Он отвёл глаза от женщины и отвернулся. У выхода из вагона стоял высокий, чуть сутулый человек в костюме научного работника. По какой-то странной ассоциации на ум пришёл Тадаййон. Скуластое и смуглое лицо, длинные глаза, сухие тёмные руки и ни малейшего намёка на бороду. Не так уж и похож он был на Тадаййона. Он вообще не был похож на Тадаййона. Но если бы Тадаййон был азиатом, выглядел бы он примерно так. «Вот бы знать наверняка, помнит ли он обо всём этом. Может быть, выбросил из головы. А может быть, держит зло до сих пор и каждый день меня проклинает – а я и не догадываюсь?.. А что, если всё, что со мной творится – творится из-за проклятий Тадаййона?.. Нет, чушь. Проклятия не работают. А может быть, так: это – наказание за то, что произошло у нас тогда?..»

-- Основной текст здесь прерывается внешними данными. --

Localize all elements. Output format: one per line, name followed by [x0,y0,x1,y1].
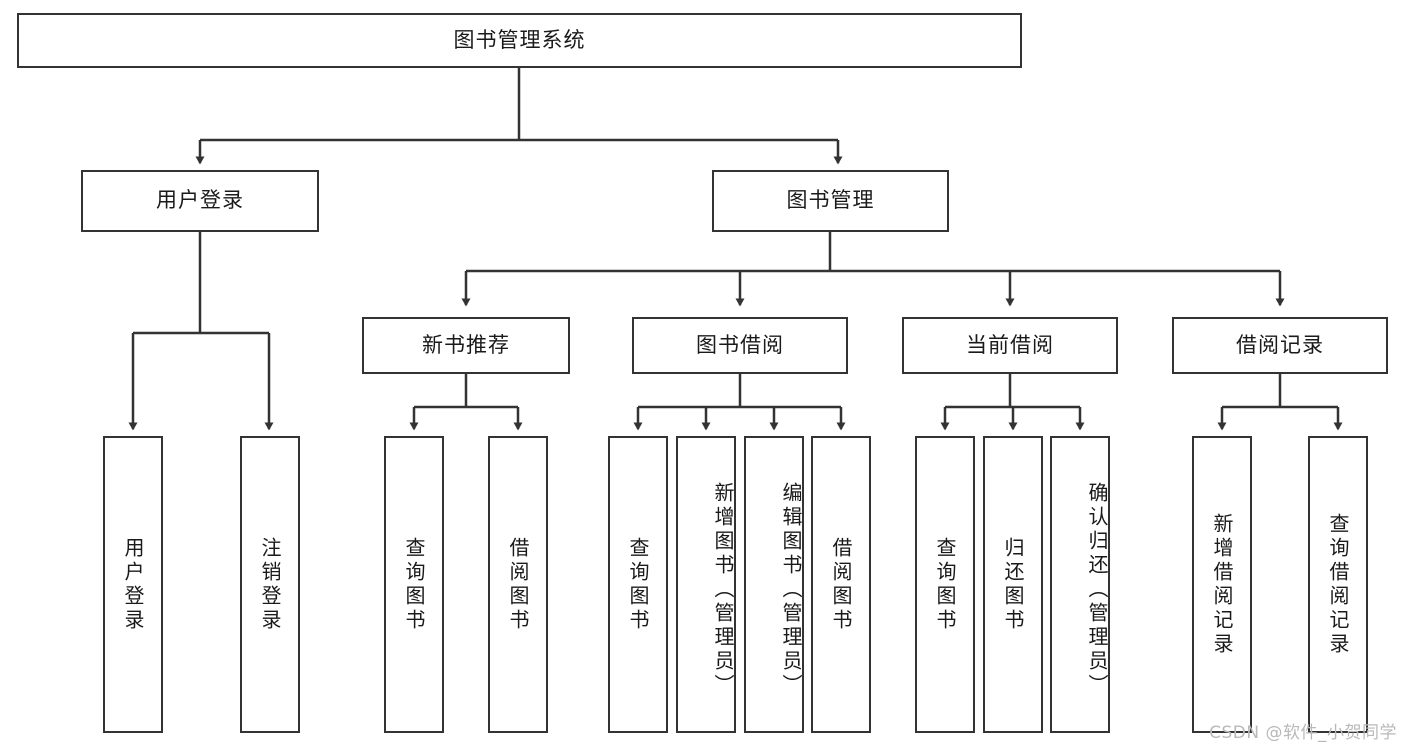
node-book-borrow[interactable]: 图书借阅 [632,317,848,374]
node-label: 查询图书 [933,536,957,633]
node-label: 借阅图书 [829,536,853,633]
node-user-login[interactable]: 用户登录 [81,170,319,232]
node-label: 图书管理 [786,188,875,213]
node-root-book-management-system[interactable]: 图书管理系统 [17,13,1022,68]
leaf-user-login-signout[interactable]: 注销登录 [240,436,300,733]
node-label: 用户登录 [156,188,244,213]
node-label: 图书管理系统 [453,27,586,52]
leaf-borrow-record-query-record[interactable]: 查询借阅记录 [1308,436,1368,733]
node-label: 归还图书 [1001,536,1025,633]
leaf-book-borrow-add-book-admin[interactable]: 新增图书（管理员） [676,436,736,733]
node-label: 用户登录 [121,536,145,633]
node-label: 注销登录 [258,536,282,633]
leaf-book-borrow-query-books[interactable]: 查询图书 [608,436,668,733]
node-label: 借阅记录 [1236,332,1324,357]
node-label: 编辑图书（管理员） [779,481,803,698]
leaf-book-borrow-borrow-books[interactable]: 借阅图书 [811,436,871,733]
node-label: 确认归还（管理员） [1085,481,1109,698]
node-label: 查询图书 [402,536,426,633]
node-current-borrow[interactable]: 当前借阅 [902,317,1118,374]
node-label: 借阅图书 [506,536,530,633]
node-book-management[interactable]: 图书管理 [712,170,949,232]
csdn-watermark: CSDN @软件_小贺同学 [1209,723,1397,743]
node-label: 查询借阅记录 [1326,512,1350,657]
leaf-current-borrow-confirm-return-admin[interactable]: 确认归还（管理员） [1050,436,1110,733]
leaf-borrow-record-add-record[interactable]: 新增借阅记录 [1192,436,1252,733]
leaf-new-book-query-books[interactable]: 查询图书 [384,436,444,733]
leaf-current-borrow-return-books[interactable]: 归还图书 [983,436,1043,733]
leaf-current-borrow-query-books[interactable]: 查询图书 [915,436,975,733]
node-label: 当前借阅 [966,332,1054,357]
node-new-book-recommendation[interactable]: 新书推荐 [362,317,570,374]
node-label: 图书借阅 [696,332,784,357]
leaf-user-login-signin[interactable]: 用户登录 [103,436,163,733]
node-label: 新增借阅记录 [1210,512,1234,657]
leaf-book-borrow-edit-book-admin[interactable]: 编辑图书（管理员） [744,436,804,733]
node-label: 新增图书（管理员） [711,481,735,698]
leaf-new-book-borrow-books[interactable]: 借阅图书 [488,436,548,733]
node-label: 新书推荐 [422,332,510,357]
node-borrow-record[interactable]: 借阅记录 [1172,317,1388,374]
node-label: 查询图书 [626,536,650,633]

Он заблокировал все возможные связи с Тадаййоном после одной отвратительной сцены много лет назад, ещё в юности - и не разблокировал до сих пор. Предпочитал «не кликать лиха, пока оно тихо», как любила говорить тётушка. Но что, если стоило всё-таки рискнуть и кликнуть? Что, если и лиха-то никакого не существовало, а был только добрый, наивный, растерянный и совершенно сбитый с толку Тадаййон, все эти годы мечтавший о шансе броситься ему на шею и тотчас помириться?..
Что-то внутри поезда переменилось. Он осмотрелся. Прислушался: гудение токов пропало. Стало очень тихо. Кое-кто поднял голову. Спавший справа от него седой человек проснулся. Вульгарная особа оторвала взгляд от своего экрана, её челюсть на миг застыла, между зубов показался розовый ком резины. На этот раз он нашёл её зубы не такими уродливыми. Клетчатый и табачник переглянулись и принялись зачем-то тыкать друг в друга локтями. Он заметил, что пальцы у клетчатого длинные и тонкие, и это красиво.

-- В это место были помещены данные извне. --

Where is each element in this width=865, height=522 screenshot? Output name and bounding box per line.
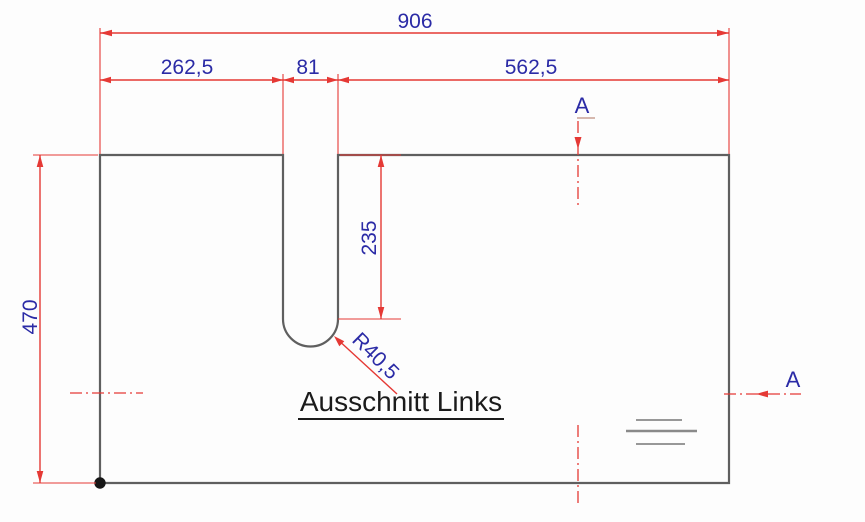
- datum-point: [94, 477, 106, 489]
- arrow-left-icon: [100, 29, 112, 37]
- arrow-left-icon: [100, 76, 111, 84]
- drawing-title: Ausschnitt Links: [300, 386, 502, 417]
- dim-label-slot-width: 81: [296, 56, 319, 79]
- dim-slot-depth: 235: [338, 154, 401, 320]
- dim-overall-height: 470: [19, 154, 98, 484]
- dim-label-right-segment: 562,5: [505, 56, 558, 79]
- dim-label-slot-depth: 235: [358, 220, 381, 255]
- arrow-upleft-icon: [334, 336, 345, 347]
- arrow-right-icon: [718, 76, 729, 84]
- arrow-right-icon: [327, 76, 338, 84]
- radius-leader-line: [335, 337, 398, 395]
- dim-segment-row: 262,5 81 562,5: [100, 56, 729, 154]
- section-line-horizontal: A: [70, 367, 801, 398]
- arrow-right-icon: [717, 29, 729, 37]
- title-block: Ausschnitt Links: [298, 386, 504, 420]
- dim-slot-radius: R40,5: [334, 328, 403, 395]
- arrow-down-icon: [36, 471, 44, 483]
- arrow-down-icon: [377, 307, 385, 319]
- dim-label-overall-width: 906: [397, 10, 432, 33]
- arrow-right-icon: [272, 76, 283, 84]
- dim-label-left-segment: 262,5: [161, 56, 214, 79]
- dim-label-overall-height: 470: [19, 299, 42, 334]
- surface-hatch-marks: [626, 419, 697, 445]
- section-label-right: A: [786, 367, 801, 392]
- dim-overall-width: 906: [99, 10, 730, 154]
- arrow-left-icon: [338, 76, 349, 84]
- part-outline: [98, 153, 731, 485]
- arrow-left-icon: [283, 76, 294, 84]
- section-label-top: A: [575, 93, 590, 118]
- arrow-up-icon: [377, 155, 385, 167]
- section-line-vertical: A: [574, 93, 595, 506]
- arrow-left-icon: [756, 390, 768, 398]
- arrow-down-icon: [574, 137, 582, 149]
- arrow-up-icon: [36, 155, 44, 167]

Поезд несколько раз вздрогнул. Резко дёрнулся, поднялся над рельсом и осторожно снялся с места. Все как будто повеселели. Он с облегчением выдохнул. Только теперь он понял, что всё это время почти не дышал. Поезд задрожал и погнал вперёд. Ему хотелось улыбаться всем вокруг. Прижать к себе постаревшую версию Клер и азиатскую версию Тадаййона. Расцеловать размалёванную особу. Задушить в объятиях парочку маргиналов. Хлопнуть по плечу седого человека справа... Впрочем, к чему скрывать: парочку маргиналов – тоже расцеловать! И не только их – всех, всех, кто был в вагоне!..

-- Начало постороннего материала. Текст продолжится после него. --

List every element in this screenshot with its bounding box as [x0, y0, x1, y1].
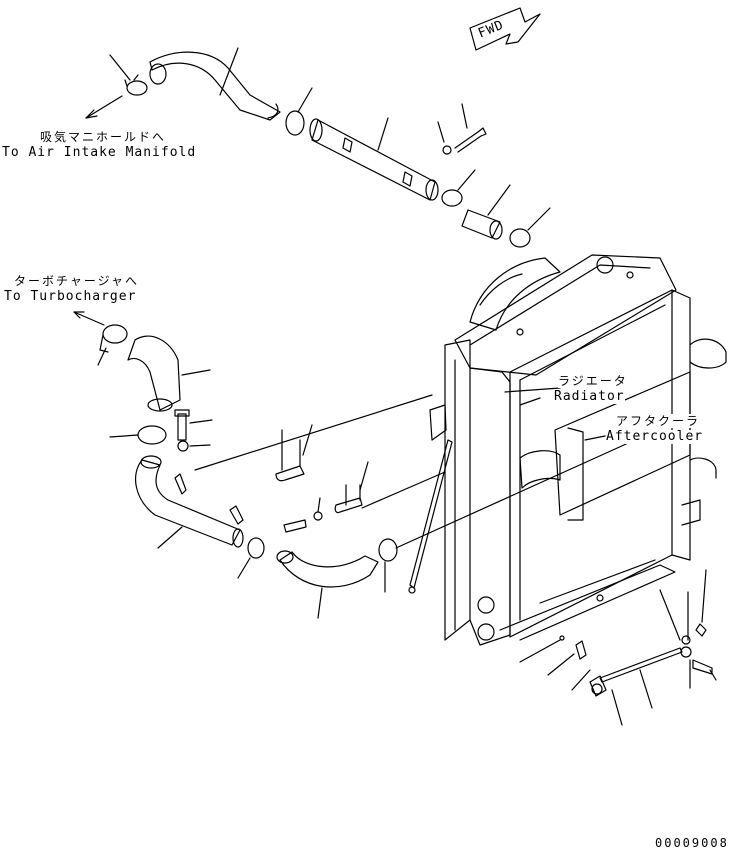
turbo-label-en: To Turbocharger	[4, 289, 137, 304]
aftercooler-leader	[584, 435, 606, 441]
upper-hose-assembly	[85, 47, 551, 248]
intake-label-en: To Air Intake Manifold	[2, 145, 197, 160]
stay-rod-hardware	[519, 559, 717, 726]
drawing-number: 00009008	[655, 836, 729, 850]
cooling-assembly	[194, 254, 727, 646]
fwd-arrow-icon	[469, 7, 541, 51]
turbo-label-jp: ターボチャージャへ	[14, 274, 140, 288]
brackets	[275, 424, 369, 514]
radiator-label-en: Radiator	[554, 389, 625, 404]
aftercooler-label-en: Aftercooler	[606, 429, 704, 444]
lower-hose-assembly	[73, 311, 398, 619]
intake-label-jp: 吸気マニホールドへ	[40, 130, 167, 144]
radiator-leader	[519, 397, 541, 406]
radiator-label-jp: ラジエータ	[558, 374, 628, 388]
aftercooler-label-jp: アフタクーラ	[616, 414, 701, 428]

«Но что, если решение не принято? И что, если оно не освобождает?..»
*
До нужной станции он не доехал. Он вышел на ближайшей, едва увидел белый свет и зелёное стекло. Пулей вылетел на платформу, бегом её пересёк и затесался в толпу ожидавших поезда на противоположном пути. Он не поедет к башням – он поедет обратно. Стать хранителем он ещё успеет. Он обещает себе: в любой момент, когда он только этого захочет, он придёт в Стеклянный квартал, предаст себя «системе добровольных ограничений» и получит то, чего всегда хотел. Но прежде - почему бы не попробовать пожить по-другому? Хотя бы немного. Просто попробовать. А потом – в башню. Или в петлю.
Он посмотрел на гигантский экран, сообщавший время. Сравнил с экраном у себя на запястье. И снова посмотрел на гигантский экран.
Было только девять часов, двадцать шесть минут и сорок три секунды.
Полторы минуты. Девяносто секунд. Прошло всего лишь девяносто секунд.